It takes literally several hours of driving to realize that the sun—while setting—is doing it extremely slowly because you are actually keeping up with it, more or less. You are tangibly experiencing the curvature of the earth, retarding the apparent rate at which the sun approaches the horizon at a very acute angle.
This long, delicately drawn out process was ethereal and almost hallucinatory. Compounding the strangeness was a complex weather pattern that seemed to balance diminishing daylight with diminishing cloud cover, revealing ever more patches of luminous sky. This weird, constant readjusting of light and dark took place over my entire traverse of I-90.
By the time I turned north into the Ft. Pierre grasslands, the sun's presence was reduced to a single patch of crimson at the horizon. But like some companion that did not wish to be dismissed so easily after our shared journey together, it stepped up the show to a new level, seemingly for my benefit alone.

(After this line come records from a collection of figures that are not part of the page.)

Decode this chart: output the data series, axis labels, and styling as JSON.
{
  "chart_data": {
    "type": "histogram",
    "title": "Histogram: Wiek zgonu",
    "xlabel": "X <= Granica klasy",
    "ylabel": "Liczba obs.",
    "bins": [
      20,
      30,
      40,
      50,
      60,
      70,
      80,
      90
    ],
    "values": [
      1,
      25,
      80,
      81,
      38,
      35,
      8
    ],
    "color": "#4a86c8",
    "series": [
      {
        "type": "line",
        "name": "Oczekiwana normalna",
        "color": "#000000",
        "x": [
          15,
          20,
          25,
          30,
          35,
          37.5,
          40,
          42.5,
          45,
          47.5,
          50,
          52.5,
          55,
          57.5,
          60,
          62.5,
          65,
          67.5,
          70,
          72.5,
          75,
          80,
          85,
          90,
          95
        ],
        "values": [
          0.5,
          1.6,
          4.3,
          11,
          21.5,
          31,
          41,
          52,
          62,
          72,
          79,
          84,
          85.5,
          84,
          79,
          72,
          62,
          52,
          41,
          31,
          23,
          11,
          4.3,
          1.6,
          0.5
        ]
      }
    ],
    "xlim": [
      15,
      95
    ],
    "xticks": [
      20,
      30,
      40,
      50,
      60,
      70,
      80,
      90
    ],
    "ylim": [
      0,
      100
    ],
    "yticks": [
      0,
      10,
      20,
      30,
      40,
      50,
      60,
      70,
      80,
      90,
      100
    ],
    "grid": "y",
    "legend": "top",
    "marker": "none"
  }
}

Instead of slipping below the horizon to be dimmed and snuffed for the day, the crimson began slowly expanding and spreading along the sky. The remnants of the sun peeked from beneath the bottom edge of a wide band of snow clouds, igniting the blowing streamers of virga that drifted from the cloud bottoms. Now, from behind the grey and white rolling hills, bands and streamers of fiery reds and crimsons and magenta seemed to leap to the sky, as though the very grasses were ablaze; and as though to compound the illusion, as I stopped to watch, the fiery band spread in both directions along the distant hilltops. I was as much like distant fires as anything I have ever seen, blowing on the frozen winds along the prairies.
And then it was gone.*If ever there was a perfect synchrony of music and event, "Time" was one of the few songs to come in clearly on the radio while this experience of chasing the sun WAS OCCURRING. The universe has a sense of humor, I think.